Pennington Wise was covertly watching all the faces as the various ones peered into the opening left when the column was turned. He stood on guard, too, and when Eve curiously bent down to open a long box, which stood up on end, against the inside of the bronze cylinder, he reached ahead of her.

“Yes,” he said, consentingly, “let us see what is in here.”

In full view of all, he opened the long box, such a box as long stemmed roses might have been packed in, and took from it a voluminous cloak of thin white material, a flimsy, white shawl, and a mask that represented a skull.

“The paraphernalia of the Shawled Woman,” the detective said, exhibiting the things, “your property, Mr. Stebbins?”

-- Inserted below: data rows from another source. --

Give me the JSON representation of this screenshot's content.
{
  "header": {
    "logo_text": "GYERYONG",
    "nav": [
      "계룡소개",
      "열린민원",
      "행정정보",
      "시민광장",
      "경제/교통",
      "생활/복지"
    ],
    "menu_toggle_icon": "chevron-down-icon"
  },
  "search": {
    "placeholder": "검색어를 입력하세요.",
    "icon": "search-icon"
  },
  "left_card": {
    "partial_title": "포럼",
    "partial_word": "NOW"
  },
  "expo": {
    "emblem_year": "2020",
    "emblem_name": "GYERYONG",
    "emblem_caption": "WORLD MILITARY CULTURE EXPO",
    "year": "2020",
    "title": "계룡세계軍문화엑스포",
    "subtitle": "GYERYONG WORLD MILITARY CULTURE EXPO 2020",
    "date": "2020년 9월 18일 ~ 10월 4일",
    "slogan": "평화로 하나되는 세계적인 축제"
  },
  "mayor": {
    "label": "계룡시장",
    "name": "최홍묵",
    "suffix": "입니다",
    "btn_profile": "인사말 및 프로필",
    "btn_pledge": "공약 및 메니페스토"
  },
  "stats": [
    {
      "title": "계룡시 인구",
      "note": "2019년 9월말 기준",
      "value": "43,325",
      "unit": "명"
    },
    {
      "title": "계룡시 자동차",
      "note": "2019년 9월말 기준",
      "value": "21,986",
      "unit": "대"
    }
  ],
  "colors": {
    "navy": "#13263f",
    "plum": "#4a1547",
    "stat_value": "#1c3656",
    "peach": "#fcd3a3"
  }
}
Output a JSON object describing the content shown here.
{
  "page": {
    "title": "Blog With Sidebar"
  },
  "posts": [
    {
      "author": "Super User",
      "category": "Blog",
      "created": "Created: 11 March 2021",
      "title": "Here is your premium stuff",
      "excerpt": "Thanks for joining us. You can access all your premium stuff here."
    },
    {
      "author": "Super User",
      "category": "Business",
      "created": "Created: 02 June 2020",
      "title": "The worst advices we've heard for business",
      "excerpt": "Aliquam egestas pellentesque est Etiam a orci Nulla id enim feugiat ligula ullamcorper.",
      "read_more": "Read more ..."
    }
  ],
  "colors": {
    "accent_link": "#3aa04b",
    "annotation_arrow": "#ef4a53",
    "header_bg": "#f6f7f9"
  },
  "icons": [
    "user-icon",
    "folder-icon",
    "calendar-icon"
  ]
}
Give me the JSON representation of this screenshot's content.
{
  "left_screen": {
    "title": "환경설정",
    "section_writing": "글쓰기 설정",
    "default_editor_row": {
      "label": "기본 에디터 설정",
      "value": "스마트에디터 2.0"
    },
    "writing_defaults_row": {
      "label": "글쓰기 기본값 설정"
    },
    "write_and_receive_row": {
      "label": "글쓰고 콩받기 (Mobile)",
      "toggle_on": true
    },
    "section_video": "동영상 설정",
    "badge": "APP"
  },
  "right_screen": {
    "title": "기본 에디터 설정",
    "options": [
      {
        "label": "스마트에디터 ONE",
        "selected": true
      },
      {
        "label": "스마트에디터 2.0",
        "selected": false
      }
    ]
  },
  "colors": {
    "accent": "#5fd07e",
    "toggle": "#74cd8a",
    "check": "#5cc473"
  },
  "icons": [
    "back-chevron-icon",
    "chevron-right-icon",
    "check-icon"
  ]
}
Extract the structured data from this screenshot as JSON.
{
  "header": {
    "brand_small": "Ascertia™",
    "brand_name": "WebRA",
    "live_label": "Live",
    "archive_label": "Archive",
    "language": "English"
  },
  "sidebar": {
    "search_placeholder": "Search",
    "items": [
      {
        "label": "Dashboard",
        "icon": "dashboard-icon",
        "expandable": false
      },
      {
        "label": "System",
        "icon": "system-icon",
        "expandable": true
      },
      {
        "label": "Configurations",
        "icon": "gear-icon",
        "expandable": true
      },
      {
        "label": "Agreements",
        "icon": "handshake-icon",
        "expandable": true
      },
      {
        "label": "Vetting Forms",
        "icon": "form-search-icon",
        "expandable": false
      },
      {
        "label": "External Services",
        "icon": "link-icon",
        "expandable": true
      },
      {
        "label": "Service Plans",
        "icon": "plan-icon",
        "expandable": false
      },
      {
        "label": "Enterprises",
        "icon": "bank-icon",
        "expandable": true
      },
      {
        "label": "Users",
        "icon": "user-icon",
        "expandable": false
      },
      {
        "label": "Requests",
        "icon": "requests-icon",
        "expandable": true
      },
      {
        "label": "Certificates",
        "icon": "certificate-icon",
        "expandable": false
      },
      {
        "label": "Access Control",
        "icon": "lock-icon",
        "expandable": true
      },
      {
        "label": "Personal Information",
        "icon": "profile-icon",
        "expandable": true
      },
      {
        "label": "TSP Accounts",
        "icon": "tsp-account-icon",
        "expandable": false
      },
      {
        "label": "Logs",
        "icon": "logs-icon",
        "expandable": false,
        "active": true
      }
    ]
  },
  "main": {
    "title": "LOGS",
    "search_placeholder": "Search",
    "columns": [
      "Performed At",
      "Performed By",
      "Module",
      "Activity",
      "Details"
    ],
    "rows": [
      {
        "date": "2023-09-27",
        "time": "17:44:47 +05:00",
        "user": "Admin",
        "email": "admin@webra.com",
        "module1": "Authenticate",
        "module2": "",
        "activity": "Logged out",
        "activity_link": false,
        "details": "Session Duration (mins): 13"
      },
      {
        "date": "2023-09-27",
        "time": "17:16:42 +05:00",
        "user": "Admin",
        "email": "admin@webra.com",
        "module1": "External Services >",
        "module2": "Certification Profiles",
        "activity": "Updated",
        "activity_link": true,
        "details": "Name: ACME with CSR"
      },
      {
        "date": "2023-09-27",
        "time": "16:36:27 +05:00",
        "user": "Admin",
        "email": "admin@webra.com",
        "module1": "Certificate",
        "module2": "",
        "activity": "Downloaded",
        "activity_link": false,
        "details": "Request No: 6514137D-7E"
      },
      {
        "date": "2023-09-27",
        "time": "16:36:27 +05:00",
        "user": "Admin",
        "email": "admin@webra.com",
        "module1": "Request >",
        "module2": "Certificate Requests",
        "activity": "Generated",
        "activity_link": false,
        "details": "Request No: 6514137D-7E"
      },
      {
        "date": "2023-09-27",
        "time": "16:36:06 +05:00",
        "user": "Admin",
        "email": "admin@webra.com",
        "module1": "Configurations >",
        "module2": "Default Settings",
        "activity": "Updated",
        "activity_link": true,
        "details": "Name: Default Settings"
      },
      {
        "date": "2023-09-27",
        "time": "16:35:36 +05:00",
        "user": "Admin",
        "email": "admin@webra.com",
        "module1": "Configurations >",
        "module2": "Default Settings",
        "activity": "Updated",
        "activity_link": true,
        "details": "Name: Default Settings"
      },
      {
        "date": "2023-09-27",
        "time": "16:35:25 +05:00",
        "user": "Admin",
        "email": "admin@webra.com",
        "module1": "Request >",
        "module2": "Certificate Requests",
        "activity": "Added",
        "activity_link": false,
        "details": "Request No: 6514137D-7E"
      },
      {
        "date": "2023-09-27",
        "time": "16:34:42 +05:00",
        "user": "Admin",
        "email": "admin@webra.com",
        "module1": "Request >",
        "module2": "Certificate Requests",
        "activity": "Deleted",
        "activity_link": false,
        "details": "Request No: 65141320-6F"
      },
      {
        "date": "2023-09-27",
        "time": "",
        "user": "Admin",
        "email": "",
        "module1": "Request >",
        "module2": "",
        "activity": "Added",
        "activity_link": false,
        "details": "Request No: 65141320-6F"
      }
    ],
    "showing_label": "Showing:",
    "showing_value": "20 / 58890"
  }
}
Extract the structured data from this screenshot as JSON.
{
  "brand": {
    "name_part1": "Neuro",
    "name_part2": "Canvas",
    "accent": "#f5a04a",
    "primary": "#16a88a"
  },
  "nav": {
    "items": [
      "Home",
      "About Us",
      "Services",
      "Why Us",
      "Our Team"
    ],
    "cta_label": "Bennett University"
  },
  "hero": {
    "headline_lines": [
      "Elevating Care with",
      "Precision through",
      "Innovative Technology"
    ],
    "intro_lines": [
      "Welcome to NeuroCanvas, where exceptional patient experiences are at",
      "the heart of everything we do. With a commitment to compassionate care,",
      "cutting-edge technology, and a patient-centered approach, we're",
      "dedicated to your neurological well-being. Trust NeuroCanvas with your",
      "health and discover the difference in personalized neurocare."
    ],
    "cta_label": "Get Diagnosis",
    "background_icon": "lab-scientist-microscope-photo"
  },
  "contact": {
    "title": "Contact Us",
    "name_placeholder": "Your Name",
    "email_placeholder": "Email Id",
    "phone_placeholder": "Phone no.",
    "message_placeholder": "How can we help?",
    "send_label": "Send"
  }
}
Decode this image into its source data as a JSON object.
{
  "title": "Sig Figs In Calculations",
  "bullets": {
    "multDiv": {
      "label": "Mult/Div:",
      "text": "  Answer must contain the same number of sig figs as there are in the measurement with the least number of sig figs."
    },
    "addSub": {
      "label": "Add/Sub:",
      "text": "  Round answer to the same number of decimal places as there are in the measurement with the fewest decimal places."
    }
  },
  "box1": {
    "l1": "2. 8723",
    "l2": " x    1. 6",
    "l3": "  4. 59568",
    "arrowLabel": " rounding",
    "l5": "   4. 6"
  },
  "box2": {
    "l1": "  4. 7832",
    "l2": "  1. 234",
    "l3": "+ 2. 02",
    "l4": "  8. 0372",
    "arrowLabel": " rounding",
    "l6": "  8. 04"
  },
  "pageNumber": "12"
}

“Yes, they are,” and the man looked shame-faced, but determined. “I made all my plans, before the folks came up here, to ha’nt the Room with the Tassels. I meant no harm, I vow. I thought they was a silly set of society folks, who believed in spooks, and I thought I’d give ‘em what they come for. I bought the mask at a fancy shop in town, and the thin stuff too. The shawl is one my wife used to have. I own up to all my doin’s, because while they was foolish, and maybe mean, they wasn’t criminal. Now, if so be’s somebody saw me go in and out, and used those ghost clo’es, which it seems they must have done, I’ll help all I can to fasten the guilt where it belongs.”

“I, too,” declared Rudolph Braye. “It certainly looks as if some one had seen Mr. Stebbins enter the house secretly, and watching, saw him leave. Then, this night prowler tried the game himself.”

“Yes, sir,” replied Stebbins. “Just the same sort of spring, inside and out. Anybody seein’ me go through, either way, could easily work out the secret. But, not knowing of it, nobody’d ever suspect.”

“Of course not,” agreed Braye. “Now, we have a start, let us get to work on the more serious aspect of the affair. For, while this revelation explains the entrance of some midnight marauder, with intent to frighten us, it doesn’t do much toward lessening the mystery of those two deaths.”

“You’re sure, Mr. Stebbins,” and Eve turned glittering eyes on him, “that you never ‘haunted’ after that night when you appeared to me! You know a ghost appeared to Vernie after that. Can we believe that was not the work of the same malignant—”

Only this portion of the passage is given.